Notation 6.2.5.6. Let $\operatorname{\mathcal{C}}$ be an $\infty$-category and let $S$ be a class of short morphisms for $\operatorname{\mathcal{C}}$. We let $\operatorname{\mathcal{C}}^{\mathrm{short}} \subseteq \operatorname{\mathcal{C}}$ denote the simplicial subset consisting of those simplices $\sigma : \Delta ^ n \rightarrow \operatorname{\mathcal{C}}$ having the following property:

$(\ast )$

For every pair of integers $0 \leq i \leq j \leq n$, the induced morphism $\sigma (i) \rightarrow \sigma (j)$ belongs to $S$.
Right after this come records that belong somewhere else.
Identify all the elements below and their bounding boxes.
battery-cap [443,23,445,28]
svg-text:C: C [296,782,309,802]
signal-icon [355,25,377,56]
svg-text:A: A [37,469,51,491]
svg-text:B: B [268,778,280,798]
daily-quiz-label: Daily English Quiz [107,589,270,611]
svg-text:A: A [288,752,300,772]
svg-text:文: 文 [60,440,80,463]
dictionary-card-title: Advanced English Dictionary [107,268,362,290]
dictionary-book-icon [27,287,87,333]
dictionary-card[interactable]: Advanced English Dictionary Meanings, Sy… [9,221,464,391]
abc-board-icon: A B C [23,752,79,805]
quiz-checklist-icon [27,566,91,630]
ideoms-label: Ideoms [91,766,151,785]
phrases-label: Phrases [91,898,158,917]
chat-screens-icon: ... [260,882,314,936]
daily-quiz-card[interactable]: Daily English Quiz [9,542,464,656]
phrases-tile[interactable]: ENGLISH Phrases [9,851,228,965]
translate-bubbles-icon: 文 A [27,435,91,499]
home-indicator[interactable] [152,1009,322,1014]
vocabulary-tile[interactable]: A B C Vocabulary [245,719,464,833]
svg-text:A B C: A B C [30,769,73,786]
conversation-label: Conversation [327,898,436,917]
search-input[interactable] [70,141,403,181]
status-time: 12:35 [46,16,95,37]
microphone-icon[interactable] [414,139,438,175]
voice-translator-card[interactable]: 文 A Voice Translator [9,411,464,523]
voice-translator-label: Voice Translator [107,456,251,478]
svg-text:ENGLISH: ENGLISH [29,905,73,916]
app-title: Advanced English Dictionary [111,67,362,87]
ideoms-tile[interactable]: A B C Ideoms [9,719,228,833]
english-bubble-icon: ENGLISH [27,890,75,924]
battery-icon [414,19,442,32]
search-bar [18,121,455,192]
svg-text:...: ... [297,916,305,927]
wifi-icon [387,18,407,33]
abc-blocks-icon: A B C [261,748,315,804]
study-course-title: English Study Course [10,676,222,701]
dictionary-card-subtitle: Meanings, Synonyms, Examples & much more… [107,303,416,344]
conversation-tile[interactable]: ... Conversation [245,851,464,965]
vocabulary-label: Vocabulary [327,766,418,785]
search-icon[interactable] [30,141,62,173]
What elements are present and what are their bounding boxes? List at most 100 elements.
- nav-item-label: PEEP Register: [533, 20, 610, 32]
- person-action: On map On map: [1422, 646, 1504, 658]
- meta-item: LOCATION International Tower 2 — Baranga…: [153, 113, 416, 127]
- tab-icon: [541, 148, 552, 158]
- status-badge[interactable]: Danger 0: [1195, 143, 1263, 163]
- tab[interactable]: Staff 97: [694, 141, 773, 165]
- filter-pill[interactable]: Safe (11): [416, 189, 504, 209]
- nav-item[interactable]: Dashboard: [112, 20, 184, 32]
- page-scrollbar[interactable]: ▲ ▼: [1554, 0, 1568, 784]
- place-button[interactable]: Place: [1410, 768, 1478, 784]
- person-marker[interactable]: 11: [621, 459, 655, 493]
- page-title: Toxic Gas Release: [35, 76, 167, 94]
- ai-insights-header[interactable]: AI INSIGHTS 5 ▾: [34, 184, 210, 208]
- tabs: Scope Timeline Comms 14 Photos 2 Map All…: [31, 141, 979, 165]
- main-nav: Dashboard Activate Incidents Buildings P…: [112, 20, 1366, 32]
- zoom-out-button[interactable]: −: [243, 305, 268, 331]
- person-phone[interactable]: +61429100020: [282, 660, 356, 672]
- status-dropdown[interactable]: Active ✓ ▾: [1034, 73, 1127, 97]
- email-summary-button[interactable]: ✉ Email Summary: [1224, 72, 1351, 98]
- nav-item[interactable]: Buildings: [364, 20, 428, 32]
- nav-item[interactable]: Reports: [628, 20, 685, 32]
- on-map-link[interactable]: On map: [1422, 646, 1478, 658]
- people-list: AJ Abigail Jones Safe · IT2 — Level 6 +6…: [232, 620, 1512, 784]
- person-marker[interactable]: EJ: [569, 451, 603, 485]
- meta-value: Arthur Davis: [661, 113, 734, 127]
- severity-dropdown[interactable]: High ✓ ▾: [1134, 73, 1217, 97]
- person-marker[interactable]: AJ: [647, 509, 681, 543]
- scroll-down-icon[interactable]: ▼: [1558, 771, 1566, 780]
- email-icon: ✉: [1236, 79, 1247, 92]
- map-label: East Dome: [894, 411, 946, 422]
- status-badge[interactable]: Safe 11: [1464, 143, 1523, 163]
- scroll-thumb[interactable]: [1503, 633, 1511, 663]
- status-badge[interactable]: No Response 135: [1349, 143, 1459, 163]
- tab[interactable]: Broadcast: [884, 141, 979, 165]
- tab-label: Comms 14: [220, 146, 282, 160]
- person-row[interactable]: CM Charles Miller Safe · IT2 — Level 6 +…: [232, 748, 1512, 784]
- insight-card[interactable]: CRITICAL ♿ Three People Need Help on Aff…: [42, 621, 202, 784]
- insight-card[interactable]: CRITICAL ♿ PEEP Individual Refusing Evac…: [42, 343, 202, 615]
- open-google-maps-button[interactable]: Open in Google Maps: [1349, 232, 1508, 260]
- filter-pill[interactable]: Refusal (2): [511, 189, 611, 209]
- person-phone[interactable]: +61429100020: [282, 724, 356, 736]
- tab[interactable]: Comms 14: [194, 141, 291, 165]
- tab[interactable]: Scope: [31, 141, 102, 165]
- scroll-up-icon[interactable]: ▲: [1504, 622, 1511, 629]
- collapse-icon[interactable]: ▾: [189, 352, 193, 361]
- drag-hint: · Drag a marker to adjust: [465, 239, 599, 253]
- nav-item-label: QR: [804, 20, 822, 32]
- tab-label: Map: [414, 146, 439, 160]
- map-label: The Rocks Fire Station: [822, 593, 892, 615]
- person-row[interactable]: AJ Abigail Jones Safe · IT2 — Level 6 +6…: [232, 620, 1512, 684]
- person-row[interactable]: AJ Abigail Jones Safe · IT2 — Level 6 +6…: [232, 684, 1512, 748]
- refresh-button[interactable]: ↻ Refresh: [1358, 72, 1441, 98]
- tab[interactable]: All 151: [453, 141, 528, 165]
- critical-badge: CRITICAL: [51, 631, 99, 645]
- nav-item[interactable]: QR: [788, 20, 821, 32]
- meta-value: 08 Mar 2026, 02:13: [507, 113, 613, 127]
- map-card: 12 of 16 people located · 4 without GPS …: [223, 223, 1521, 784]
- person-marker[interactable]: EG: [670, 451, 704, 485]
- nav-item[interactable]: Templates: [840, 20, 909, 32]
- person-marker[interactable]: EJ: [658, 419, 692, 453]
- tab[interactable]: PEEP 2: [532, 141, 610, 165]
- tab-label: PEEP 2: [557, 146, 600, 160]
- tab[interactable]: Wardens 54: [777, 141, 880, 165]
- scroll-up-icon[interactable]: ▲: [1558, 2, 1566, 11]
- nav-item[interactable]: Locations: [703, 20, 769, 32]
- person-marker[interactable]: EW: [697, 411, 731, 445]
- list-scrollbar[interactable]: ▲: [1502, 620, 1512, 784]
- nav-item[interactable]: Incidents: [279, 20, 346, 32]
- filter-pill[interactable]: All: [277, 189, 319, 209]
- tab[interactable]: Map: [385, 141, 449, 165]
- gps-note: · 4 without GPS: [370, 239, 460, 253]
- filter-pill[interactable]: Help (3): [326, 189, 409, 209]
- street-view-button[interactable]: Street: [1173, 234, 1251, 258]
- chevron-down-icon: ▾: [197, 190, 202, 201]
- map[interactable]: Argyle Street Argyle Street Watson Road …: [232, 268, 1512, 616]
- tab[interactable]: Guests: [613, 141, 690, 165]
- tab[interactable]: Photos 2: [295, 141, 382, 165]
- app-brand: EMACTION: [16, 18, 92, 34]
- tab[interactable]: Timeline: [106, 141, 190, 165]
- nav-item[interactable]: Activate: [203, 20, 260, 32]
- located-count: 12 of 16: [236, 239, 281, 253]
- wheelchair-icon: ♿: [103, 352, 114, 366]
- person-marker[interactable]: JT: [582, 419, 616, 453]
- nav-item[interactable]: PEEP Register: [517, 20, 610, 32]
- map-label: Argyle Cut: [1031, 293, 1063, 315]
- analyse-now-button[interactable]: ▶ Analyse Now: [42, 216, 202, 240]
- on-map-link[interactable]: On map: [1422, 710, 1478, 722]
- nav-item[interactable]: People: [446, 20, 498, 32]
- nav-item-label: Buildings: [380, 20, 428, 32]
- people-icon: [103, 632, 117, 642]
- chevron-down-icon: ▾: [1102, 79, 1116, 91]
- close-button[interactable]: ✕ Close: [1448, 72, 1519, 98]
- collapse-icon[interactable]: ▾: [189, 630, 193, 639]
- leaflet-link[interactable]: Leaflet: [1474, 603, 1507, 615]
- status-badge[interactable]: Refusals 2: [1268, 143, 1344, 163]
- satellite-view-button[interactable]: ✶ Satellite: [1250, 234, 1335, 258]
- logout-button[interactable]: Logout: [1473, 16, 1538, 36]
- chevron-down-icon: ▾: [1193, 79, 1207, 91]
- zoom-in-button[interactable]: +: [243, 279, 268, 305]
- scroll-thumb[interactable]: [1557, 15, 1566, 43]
Note that, since $S$ contains all identity morphisms of $\operatorname{\mathcal{C}}$, condition $(\ast )$ is automatically satisfied in the case $i = j$. In particular, every vertex of $\operatorname{\mathcal{C}}$ is contained in $\operatorname{\mathcal{C}}^{\mathrm{short}}$, and an edge of $\operatorname{\mathcal{C}}$ is contained in $\operatorname{\mathcal{C}}^{\mathrm{short}}$ if and only if belongs to $S$.